The idea is to use hashing functions to turn an object X into a set of numbers which are used as indices into the bit string and looking at the values at these indices to find whether X is in Y. To represent that X is in Y you set all the bits in the bit string at the indexes found for X to 1. From then on, given an object Z, we hash it to find its indices. If the value in the bit string at one or more of the indices is 0, the filter says that Z is not in Y. If we find all 1s, the filter says that Z is in Y.
The beauty of this Time Stone is that no matter how big Y becomes, the time complexity of finding set membership this way remains exactly the same – the time it takes to compute the k hashes and look into the bit string.
There is a (small) price to pay for this time-bending…
As we have seen, each object hashes into many indices and depending on the hashing functions and how large k is, different objects may share some of the same indices. At some point, what may happen, is that all of the hashes of a new object Z may end up being shared across several existing objects in the filter. The Bloom Filter is wrongly telling us that Z is in Y, aka a false positive. In other words a negative answer from a Bloom filter is always true whereas a positive answer may be false with a small probability. Thankfully the probability of this happening may be made arbitrarily small.

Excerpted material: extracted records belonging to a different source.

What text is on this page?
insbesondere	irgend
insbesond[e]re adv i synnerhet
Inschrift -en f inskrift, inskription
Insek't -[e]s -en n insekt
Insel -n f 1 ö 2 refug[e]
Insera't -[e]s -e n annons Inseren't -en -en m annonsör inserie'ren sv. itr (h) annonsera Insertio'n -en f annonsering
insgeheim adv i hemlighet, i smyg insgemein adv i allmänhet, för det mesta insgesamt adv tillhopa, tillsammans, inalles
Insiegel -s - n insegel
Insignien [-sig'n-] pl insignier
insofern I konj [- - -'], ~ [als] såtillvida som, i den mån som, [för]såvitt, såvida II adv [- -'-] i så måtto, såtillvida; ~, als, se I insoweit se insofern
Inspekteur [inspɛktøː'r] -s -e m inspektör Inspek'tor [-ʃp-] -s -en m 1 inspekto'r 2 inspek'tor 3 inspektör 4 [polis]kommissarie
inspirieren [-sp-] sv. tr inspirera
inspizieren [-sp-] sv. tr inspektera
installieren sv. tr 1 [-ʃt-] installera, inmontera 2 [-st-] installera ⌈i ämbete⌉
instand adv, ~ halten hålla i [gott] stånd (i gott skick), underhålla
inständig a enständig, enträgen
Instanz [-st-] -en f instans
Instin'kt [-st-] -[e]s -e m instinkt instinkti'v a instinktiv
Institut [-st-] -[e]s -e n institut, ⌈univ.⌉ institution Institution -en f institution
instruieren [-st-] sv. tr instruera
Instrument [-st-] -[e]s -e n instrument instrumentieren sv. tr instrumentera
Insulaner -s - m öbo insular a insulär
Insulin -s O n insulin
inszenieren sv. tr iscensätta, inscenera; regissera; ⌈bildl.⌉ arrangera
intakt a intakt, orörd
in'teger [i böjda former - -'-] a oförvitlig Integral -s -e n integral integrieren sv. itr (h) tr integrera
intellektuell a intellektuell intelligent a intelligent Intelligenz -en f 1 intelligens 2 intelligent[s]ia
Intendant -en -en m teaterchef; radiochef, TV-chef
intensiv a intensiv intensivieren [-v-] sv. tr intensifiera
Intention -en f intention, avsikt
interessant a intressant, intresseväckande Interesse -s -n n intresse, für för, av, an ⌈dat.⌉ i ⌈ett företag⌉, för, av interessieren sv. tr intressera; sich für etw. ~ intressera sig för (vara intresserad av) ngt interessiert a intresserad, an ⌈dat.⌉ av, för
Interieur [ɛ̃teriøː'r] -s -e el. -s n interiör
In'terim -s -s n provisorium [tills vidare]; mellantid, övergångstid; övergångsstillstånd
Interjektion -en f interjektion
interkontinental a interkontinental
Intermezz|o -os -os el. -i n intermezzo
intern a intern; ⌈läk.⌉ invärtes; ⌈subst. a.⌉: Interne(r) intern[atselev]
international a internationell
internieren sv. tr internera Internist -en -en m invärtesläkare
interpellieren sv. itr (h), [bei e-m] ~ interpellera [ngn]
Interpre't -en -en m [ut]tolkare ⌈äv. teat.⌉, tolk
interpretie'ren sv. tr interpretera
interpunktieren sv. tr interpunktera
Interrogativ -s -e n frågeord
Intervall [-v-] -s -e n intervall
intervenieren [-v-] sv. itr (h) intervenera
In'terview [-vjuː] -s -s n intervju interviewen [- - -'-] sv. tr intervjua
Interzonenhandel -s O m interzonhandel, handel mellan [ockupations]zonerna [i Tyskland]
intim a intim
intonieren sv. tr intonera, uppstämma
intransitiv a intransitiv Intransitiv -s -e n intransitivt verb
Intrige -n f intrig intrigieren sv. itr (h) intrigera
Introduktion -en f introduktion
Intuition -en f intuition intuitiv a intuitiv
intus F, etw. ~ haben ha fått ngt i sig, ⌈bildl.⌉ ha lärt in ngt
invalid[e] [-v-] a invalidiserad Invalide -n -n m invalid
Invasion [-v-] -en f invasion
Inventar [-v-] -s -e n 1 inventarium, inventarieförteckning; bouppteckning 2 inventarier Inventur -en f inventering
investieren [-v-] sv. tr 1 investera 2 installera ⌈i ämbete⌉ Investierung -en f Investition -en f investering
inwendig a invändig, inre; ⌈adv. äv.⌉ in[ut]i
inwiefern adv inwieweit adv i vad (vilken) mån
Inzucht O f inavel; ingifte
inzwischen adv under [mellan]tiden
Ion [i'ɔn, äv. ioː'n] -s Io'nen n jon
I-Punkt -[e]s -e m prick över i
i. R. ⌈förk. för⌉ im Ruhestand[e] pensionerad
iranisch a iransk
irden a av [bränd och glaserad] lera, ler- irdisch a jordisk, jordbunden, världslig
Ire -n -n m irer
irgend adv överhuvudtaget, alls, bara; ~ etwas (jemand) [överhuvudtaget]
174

Bloom filters are used in countless applications and even Google Chrome was using them internally to check URLs against black lists of malicious addresses.
Once again, many great articles, examples, papers and visualisations can be found pertaining to Bloom Filters with some judicious Googling.
Turning objects into a set of indices in Bloom Filter has given us command of Time. Achievement unlocked. Mind and Soul are next!